Впечатляющая история о матери, которая убеждена в том, что ей понятна истинная причина заболевания своего сына, гораздо сильнее воздействует на людей, чем десятки исследований с участием сотен тысяч детей, убедительно доказывающих нелепость такого объяснения. (Подобные истории повышают еще и рейтинги телепередач.) Так же как и в случае с Дженнифер Томпсон, убедительные показания которой привели к осуждению Рональда Коттона, личный опыт матери лишает нас способности трезво оценивать факты. Он взывает к эмоциям, к нашей естественной склонности сочувствовать человеку, попавшему в беду, а также к тому чрезмерному влиянию, которое оказывают на нас реальные истории. К сожалению, когда опыт другого человека вызывает у нас сопереживание, мы теряем способность критически оценивать информацию, которую этот опыт несет в себе. Кроме того, мы лучше запоминаем эту информацию. На подобном эффекте основаны многие рекламные кампании — если вы заставите зрителя сопереживать актерам в ролике, то его отношение к тексту будет менее критичным. В случае с аутизмом это привело к катастрофическим последствиям.

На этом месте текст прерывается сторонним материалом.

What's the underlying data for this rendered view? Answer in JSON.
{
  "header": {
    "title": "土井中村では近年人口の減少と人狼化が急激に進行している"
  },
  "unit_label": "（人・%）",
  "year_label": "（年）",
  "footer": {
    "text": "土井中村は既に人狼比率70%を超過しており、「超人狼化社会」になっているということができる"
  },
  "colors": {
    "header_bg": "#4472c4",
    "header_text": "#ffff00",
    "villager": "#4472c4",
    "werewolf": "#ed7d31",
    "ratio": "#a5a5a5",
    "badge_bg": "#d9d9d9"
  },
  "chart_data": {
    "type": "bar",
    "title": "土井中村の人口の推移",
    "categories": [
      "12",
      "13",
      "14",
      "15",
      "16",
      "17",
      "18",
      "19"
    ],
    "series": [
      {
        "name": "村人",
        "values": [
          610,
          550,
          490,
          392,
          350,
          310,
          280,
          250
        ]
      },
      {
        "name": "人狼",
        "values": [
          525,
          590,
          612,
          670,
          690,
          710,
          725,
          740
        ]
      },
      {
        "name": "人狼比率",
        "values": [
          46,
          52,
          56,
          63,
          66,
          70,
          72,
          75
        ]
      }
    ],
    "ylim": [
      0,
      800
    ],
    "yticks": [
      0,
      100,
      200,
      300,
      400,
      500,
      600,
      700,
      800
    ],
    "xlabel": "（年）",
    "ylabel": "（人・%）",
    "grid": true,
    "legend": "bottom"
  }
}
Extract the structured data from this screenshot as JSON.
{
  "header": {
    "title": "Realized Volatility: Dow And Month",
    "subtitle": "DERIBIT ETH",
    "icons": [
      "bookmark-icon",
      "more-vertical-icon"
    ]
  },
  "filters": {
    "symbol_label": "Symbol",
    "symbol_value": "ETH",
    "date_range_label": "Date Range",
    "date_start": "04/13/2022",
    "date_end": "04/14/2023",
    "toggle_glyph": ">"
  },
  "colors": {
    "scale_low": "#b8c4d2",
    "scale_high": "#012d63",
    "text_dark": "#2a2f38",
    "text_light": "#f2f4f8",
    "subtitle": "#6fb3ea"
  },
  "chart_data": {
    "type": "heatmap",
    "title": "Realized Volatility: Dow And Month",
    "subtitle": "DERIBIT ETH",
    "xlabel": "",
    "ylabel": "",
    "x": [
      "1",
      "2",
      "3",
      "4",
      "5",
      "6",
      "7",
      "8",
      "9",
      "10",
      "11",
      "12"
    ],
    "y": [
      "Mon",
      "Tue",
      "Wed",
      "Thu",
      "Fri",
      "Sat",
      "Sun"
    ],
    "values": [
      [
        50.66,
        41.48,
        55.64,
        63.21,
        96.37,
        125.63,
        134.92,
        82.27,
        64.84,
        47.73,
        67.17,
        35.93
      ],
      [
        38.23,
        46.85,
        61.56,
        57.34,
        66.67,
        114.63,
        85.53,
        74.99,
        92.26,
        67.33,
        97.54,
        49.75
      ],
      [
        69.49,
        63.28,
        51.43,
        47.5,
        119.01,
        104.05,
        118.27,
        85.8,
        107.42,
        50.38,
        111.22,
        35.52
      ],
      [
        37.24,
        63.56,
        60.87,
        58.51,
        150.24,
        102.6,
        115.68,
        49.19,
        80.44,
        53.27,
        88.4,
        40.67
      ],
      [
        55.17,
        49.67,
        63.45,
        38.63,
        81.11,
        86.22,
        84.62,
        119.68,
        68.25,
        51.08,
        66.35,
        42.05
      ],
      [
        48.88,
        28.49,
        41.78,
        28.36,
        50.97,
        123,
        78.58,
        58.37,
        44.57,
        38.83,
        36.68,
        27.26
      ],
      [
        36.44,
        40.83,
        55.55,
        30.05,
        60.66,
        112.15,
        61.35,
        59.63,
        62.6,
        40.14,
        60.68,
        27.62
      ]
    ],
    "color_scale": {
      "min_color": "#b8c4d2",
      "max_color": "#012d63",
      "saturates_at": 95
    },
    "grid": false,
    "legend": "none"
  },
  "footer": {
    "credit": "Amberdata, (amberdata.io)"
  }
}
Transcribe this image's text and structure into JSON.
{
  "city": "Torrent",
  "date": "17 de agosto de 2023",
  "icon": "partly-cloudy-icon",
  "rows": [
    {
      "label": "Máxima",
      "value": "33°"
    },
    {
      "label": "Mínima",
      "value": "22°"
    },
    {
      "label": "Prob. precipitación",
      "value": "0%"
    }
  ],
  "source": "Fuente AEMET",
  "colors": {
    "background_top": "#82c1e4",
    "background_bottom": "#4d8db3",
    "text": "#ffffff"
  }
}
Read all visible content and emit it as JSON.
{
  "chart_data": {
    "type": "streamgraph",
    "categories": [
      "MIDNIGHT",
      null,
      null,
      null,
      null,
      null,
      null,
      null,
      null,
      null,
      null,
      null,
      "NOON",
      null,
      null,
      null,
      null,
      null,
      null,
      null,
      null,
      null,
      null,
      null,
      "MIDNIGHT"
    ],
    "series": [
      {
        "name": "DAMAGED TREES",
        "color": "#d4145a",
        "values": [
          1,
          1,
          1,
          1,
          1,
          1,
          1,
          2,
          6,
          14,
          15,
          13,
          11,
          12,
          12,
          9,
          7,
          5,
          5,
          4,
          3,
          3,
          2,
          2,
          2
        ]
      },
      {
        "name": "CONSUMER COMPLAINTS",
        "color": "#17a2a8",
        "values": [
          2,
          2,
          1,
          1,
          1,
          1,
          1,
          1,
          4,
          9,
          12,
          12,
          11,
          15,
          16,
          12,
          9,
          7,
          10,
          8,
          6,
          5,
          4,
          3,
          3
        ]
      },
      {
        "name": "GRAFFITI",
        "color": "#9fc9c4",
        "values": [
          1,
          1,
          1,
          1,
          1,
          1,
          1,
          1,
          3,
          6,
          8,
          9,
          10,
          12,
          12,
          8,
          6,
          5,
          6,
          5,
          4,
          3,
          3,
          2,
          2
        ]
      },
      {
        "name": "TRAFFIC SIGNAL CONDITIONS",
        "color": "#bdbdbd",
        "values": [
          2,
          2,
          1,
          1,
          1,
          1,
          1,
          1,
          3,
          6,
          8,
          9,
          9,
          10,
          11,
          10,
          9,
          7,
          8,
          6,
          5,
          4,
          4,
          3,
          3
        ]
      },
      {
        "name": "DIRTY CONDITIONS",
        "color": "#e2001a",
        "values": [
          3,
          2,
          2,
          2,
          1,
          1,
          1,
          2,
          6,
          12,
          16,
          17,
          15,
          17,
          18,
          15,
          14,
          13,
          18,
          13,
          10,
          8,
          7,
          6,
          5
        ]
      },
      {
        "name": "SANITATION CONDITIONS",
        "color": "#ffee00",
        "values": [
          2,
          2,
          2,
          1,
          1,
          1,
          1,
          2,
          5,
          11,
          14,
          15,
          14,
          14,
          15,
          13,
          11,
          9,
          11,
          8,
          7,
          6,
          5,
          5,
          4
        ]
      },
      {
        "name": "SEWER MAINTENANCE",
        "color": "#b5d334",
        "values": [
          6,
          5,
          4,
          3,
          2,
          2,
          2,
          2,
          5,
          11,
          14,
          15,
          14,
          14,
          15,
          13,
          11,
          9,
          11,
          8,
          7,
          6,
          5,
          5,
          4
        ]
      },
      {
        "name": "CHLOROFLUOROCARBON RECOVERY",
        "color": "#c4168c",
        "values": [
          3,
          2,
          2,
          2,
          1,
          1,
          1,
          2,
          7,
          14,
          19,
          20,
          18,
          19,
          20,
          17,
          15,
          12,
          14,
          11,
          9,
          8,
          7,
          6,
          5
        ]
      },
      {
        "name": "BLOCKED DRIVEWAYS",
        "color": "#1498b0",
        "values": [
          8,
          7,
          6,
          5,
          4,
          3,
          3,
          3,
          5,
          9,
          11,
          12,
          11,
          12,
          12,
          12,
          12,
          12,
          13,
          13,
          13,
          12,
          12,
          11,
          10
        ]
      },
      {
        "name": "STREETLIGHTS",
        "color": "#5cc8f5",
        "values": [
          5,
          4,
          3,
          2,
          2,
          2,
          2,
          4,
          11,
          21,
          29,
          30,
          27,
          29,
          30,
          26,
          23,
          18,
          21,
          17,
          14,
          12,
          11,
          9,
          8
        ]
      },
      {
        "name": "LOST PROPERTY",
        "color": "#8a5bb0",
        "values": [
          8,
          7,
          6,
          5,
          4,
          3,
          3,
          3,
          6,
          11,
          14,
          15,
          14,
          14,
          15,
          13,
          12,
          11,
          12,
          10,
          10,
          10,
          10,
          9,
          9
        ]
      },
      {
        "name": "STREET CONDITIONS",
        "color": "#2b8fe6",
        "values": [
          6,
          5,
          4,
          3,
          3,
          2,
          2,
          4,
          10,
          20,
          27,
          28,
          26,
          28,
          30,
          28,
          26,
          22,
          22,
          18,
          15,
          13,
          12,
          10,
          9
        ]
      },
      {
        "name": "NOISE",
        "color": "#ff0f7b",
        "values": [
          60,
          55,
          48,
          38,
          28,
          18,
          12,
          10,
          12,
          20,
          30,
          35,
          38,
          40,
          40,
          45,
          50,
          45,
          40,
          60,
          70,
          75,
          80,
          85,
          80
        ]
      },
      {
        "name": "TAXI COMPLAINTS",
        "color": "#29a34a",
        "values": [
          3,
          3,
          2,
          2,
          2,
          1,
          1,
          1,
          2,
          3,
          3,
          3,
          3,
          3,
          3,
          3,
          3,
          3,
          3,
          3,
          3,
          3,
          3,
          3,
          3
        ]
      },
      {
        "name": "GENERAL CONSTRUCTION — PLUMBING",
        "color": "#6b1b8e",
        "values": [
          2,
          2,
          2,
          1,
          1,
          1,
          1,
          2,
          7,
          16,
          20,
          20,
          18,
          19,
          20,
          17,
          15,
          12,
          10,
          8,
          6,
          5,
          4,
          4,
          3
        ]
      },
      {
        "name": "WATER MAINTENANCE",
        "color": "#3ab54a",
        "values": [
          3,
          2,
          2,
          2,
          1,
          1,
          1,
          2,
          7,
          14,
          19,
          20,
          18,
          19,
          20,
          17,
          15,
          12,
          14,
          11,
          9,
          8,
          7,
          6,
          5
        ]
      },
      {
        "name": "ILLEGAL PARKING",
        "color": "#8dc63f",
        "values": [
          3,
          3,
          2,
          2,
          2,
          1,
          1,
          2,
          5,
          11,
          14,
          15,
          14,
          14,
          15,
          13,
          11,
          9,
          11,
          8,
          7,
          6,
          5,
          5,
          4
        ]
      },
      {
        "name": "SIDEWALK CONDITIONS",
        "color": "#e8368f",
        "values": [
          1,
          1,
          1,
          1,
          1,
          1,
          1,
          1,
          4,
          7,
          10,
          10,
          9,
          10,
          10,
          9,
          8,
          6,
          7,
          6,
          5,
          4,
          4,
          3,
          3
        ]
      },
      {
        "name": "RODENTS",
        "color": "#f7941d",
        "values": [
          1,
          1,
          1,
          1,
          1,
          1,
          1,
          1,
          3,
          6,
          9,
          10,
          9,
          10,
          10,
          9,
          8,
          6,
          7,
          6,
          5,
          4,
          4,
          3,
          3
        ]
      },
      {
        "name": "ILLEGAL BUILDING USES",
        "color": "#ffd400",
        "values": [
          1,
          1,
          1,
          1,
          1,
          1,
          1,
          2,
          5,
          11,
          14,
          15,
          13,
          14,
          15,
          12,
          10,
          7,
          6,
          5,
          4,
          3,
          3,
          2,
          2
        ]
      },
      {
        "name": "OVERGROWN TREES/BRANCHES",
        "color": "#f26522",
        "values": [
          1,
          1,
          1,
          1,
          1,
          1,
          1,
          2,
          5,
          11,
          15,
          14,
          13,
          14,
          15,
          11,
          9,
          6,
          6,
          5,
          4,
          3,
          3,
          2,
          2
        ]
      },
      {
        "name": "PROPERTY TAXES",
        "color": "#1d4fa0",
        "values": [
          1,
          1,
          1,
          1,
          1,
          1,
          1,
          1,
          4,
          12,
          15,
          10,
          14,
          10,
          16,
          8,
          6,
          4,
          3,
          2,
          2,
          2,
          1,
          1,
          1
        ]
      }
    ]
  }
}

Если люди желают отказаться от вакцинации своих детей и тем самым оставить их беззащитными перед тяжелыми заболеваниями, то действующее законодательство дает им такое право. Но, принимая подобное решение, люди забывают, что они не одни в этом мире. Не прививая собственного ребенка, вы подвергаете риску других детей, которые могут заразиться во время вспышки инфекции. Как сообщает вирусолог Пол Оффит, «в США проживает 50 тысяч людей, которым противопоказана вакцинация. Одни проходят курс химиотерапии от рака, вторым пересажен костный мозг или паренхиматозные органы, третьи принимают стероиды из-за тяжелой формы астмы. Их здоровье во многом зависит от того, привиты ли окружающие люди»
[223]
. Если такие дети заразятся корью, они могут умереть.